2.9 InceptionResNetV2
This network [32] consists of 164 layers in deep and inception blocks with residual connections. The input size of an image acceptable to the network is of size 299 × 299. The network consists of the main module as stem, followed by Inception resnet-A, Reduction-A, Inception resnet-B module, reduction B and inception resnet-C modules. The stem module consists of series of 3 × 3 convolution, 3 × 3 maxpool, and filter concat to give input to inception resnet-A block. The Relu activation function is applied in each inception block and the reduction block contains 1 × 1, 3 × 3 convolution with a pooling layer. Inception-ResNet used batch-normalization only on top of the traditional layers but not on top of the summations.
2.9.1 SqueezeNet
This network starts with [33] a separate convolution layer (conv1), trailed by 8 Fire modules (fire2-9), and termination with a final convolution layer (conv10). The filters numbers get increased as per fire module from starting till the end of the network. The fire module is composed with a squeezed convolution layer of 1 × 1 filters only, serving into an enlarge layer with a combination of 1 × 1 and 3 × 3 size convolution filters. The maxpooling operation is applied after convolution1, fire4, fire8, and convolution10 layers.
2.9.2 DenseNet201
The connections are directly between the convolutional layers in this network (DenseNet) [34, 35]. In every network layer, the feature map of the continuing layer acts as input, whereas feature maps that are generated are used by way of inputs to the next layer. This network consists of four blocks with layers in the same amount. These blocks have feature maps with various sizes of 56-by-56, 28-by-28, 14-by-14, and 7-by-7. The number of input feature maps are reduced to advance the computational efficiency by using 1 × 1 convolution before each 3 × 3 convolution, known as the bottleneck layer.
2.9.3 ResNet18
This network starts with 7 × 7 convolution, 3 × 3 max pooling, followed by 4 convolutional layers in each module [36]. There are total 18 layers which include the first convolution layer and the last FC layer. This network has an image input size of 224-by-224. The initial 2 layers of this network are similar to the GoogLeNet: the 64 output channels with stride 2 based 7 × 7 convolutional layer trailed by 3 × 3 max pooling layer, stride 2 and Relu function. The change is the batch wise normalization layer additional next to every convolutional layer in the network. It consists of residual blocks with 3 × 3 convolutional layers having a similar amount of output channels.
2.9.4 Mobile NetV2
The MobileNetV2 model [37] is based on the concept of separable convolutions, which can be depth wise (dw) or pointwise (pw) convolution. In the case of the former, a filter is applied to every channel used for input. Then to combine an output of former 1 × 1 convolution is applied by later convolution. A one-step process is required to get the original block of outputs by filtering and pooling together by convolution.
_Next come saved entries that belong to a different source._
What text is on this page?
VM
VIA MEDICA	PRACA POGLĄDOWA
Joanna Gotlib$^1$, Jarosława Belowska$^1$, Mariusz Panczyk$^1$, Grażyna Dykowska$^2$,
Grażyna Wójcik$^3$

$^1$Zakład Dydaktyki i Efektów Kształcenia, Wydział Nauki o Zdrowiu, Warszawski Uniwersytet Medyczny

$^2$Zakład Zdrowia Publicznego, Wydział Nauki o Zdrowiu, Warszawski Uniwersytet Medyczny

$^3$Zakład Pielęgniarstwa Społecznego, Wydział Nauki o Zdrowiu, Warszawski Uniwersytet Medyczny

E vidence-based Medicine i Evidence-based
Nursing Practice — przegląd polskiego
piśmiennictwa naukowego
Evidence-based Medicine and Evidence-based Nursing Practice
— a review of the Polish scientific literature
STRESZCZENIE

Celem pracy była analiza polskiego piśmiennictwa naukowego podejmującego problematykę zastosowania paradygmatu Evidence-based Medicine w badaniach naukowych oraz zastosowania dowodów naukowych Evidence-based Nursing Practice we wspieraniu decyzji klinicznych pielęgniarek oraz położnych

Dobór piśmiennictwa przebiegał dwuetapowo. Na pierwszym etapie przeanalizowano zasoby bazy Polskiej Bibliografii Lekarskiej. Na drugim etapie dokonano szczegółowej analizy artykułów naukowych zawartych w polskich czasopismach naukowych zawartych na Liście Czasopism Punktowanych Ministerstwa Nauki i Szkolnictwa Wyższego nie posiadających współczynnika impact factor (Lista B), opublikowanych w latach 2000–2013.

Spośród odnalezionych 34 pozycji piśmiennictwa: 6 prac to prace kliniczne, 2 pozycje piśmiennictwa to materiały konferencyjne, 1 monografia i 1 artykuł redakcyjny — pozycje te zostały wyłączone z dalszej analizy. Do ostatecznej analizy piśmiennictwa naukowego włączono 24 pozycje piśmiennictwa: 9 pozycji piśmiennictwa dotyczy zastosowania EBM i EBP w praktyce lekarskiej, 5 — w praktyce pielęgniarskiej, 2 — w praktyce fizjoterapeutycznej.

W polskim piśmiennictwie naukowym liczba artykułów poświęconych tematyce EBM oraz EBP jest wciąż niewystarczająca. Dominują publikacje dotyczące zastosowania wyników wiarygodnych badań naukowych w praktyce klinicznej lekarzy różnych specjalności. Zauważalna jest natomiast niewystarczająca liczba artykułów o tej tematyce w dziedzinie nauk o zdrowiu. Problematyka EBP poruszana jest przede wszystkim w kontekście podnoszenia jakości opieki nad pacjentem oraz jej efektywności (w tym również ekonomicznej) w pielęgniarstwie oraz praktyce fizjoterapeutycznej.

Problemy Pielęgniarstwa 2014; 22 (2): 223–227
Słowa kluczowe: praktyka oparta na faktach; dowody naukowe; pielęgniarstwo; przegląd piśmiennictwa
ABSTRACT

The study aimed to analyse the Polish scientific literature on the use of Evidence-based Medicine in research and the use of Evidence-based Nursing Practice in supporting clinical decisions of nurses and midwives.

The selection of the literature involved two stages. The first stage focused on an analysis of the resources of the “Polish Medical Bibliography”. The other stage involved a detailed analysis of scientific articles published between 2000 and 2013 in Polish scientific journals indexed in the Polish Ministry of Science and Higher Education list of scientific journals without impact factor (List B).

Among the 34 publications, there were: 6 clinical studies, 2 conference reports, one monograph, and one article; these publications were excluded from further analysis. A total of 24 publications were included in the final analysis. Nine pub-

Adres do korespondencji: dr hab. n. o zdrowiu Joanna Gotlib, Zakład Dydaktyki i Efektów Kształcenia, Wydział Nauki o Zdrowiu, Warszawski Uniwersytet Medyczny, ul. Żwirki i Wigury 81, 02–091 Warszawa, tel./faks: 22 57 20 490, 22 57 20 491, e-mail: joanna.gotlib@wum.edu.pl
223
The process is separated in two layers, filtering and combining. This factorization results into significantly reducing computation and size.
2.9.5 ShuffleNet
The ShuffleNet [38] utilizes pointwise group convolution and channel shuffle to reduce computation cost while maintaining accuracy. By shuffling the channels, ShuffleNet outperforms MobileNetV1. The network contains a heap of network units assembled in three stages. It has two units as bottleneck unit through depthwise convolution and shufflenet unit through pointwise group convolution.
2.9.6 NasNetMobile
Nasnet [39] is an architecture constitute of basic building blocks i.e. cells optimized through reinforcement learning. The network has an image input size of 224-by-224. A cell composed of convolution and pooling operations, depends upon the strength of the network to repeat these operations at n number of times. This network contains 12 cells and millions of multiply-accumulates (MACs). There are two cells: Normal cell, which returns a feature map of the same dimension and Reduction cell, which returns a feature map where the feature map height and width are reduced by a factor of two. The various combinations of operations or layers applied to the network in the form of identity, convolution (1 × 7, 7 × 1), average pooling (3 × 3), max pooling (5 × 5), depth wise convolution (3 × 3, 7 × 7, 5 × 5) and dilated convolution (3 × 3).
3 Experiments and results
The experiments are performed with Dell compatible computer equipped with a Core i7 processor. The ISIC 2018 dataset defined in RGB space is used. The datasets are divided into seven classes, Actinic keratoses and intraepithelial carcinoma, Basal cell carcinoma, Benign keratosis, Dermatofibroma, Melanoma, Melanocytic type, and Vascular lesions. The fourteen types of convolution deep learning networks are used; in which the last fully connected layer is replaced with FC7, softmax and cross-entropy for classification. The experiments are performed with all types of networks using 10,015 dermoscopic images.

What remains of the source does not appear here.